I located the source pretty quickly and it turns out I wasn't the only one enjoying the aroma as there were plenty of bees buzzing about. I managed to get a pretty cool photo of one still buzzing around and about to land on the Karri Hazel, luckily showing the details of its face and body. As you walk along the 4x4 track there is plenty to see and admire with breaks in the tree cover providing occasional glimpses of the slopes of Mount Cooke. Exposed granite can be seen through the carpet of vegetation and this stretch always brings out the excitement in me as I know what great views are coming. Of course to get up there requires a bit of ascending but with so many stops to photograph flowers and different viewpoints, there is no need to rush. Some darker rocks (potentially laterite) form the basis for some steps as the trail has a couple of switchbacks to help get you up the hill. This is also the last place for a short while where there is a break in the forest and the very short flat section provides some nice views looking back down the valley towards Sullivan Rock and Mount Vincent.
Saying goodbye to the views for now, you reach a forested section that is full of grass trees and more wildflowers where you can put your head down and tackle some of the elevation gain.
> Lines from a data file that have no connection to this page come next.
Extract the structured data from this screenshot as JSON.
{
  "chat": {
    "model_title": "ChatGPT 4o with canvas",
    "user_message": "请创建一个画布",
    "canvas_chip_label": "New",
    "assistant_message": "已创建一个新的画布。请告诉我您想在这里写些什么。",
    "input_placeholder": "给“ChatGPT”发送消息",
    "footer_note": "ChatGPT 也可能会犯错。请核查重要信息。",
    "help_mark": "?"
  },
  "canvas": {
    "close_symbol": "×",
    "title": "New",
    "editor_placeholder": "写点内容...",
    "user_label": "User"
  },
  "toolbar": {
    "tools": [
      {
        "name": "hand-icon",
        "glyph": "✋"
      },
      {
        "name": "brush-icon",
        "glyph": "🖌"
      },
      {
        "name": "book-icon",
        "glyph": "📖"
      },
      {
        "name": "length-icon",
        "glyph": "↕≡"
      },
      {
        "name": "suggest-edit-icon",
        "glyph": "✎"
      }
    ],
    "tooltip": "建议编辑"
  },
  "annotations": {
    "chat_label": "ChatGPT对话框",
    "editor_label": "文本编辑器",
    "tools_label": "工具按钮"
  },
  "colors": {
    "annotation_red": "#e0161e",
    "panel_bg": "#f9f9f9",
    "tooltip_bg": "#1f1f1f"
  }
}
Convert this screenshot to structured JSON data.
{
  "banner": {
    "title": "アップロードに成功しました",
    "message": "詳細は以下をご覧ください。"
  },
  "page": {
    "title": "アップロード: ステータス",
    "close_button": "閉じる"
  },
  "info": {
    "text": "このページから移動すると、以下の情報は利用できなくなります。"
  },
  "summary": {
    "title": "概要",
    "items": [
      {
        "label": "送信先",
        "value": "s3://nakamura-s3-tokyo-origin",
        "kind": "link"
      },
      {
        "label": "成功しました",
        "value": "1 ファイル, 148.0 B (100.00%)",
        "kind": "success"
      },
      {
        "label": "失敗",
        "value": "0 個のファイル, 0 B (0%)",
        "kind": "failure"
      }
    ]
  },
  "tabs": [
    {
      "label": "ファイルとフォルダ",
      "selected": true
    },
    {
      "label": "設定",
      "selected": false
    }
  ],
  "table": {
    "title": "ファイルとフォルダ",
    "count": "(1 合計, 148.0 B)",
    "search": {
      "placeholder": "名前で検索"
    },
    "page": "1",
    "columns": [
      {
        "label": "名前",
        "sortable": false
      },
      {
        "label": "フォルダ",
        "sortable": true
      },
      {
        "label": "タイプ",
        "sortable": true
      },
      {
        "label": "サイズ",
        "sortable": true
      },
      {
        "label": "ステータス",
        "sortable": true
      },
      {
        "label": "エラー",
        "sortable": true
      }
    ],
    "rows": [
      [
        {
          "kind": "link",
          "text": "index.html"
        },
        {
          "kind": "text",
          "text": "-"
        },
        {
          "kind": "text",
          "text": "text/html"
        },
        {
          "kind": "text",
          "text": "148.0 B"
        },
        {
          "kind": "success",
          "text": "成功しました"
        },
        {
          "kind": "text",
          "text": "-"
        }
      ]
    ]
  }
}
A nice feature as you're reaching a more open section is the pink granite that I really took notice of on my first visit because of the different colouring to most other granite around this area. It also means that you are close to the first of a few platforms that provide some nice views across the landscape, perfect for taking a short break. The first of these is a small open area where you'll get a taste of the views to the north and east but the better stopping point is right off track on a granite platform. Looking back at the sweeping vista to the north and west, the iconic trio of Mount Vincent, Cuthbert and Randall are standing proudly in the distance. This is a really cool spot to sit and take it all in, especially on a lovely day and if you're feeling energetic, a great spot to come and watch the sunset if you're staying at Mount Cooke. Moving on from there you head back into the forest where you'll come across a plethora of round granite boulders that have rolled down the slopes over the millennia and now form interesting features among the trees.
Reaching another exposed area of granite, this one extends all the way up the hill and is covered in a soggy carpet of moss and rocks. The trail goes to the left so you don't damage the moss and as you climb up, the views back become better and better. There is a final resting point near the top where I took one of my first iconic photos of me standing on an oblong shaped rock with the blue sky behind me (see my day hike Mount Cooke post for that one). From here it's small jaunt through the forest to the official summit, which is nothing more than a rock cairn, small summit sign and no views at all. It's a bit of a lacklustre moment but luckily the fun doesn't stop there as the ridge line of Mount Cooke is a wonderful place to explore and there are plenty of views later on. I noticed on my last visit that someone has built another summit cairn on top of some large boulders nearby and I suppose they are correct that this is indeed the highest point (even if they ignored Leave No Trace principles to do it).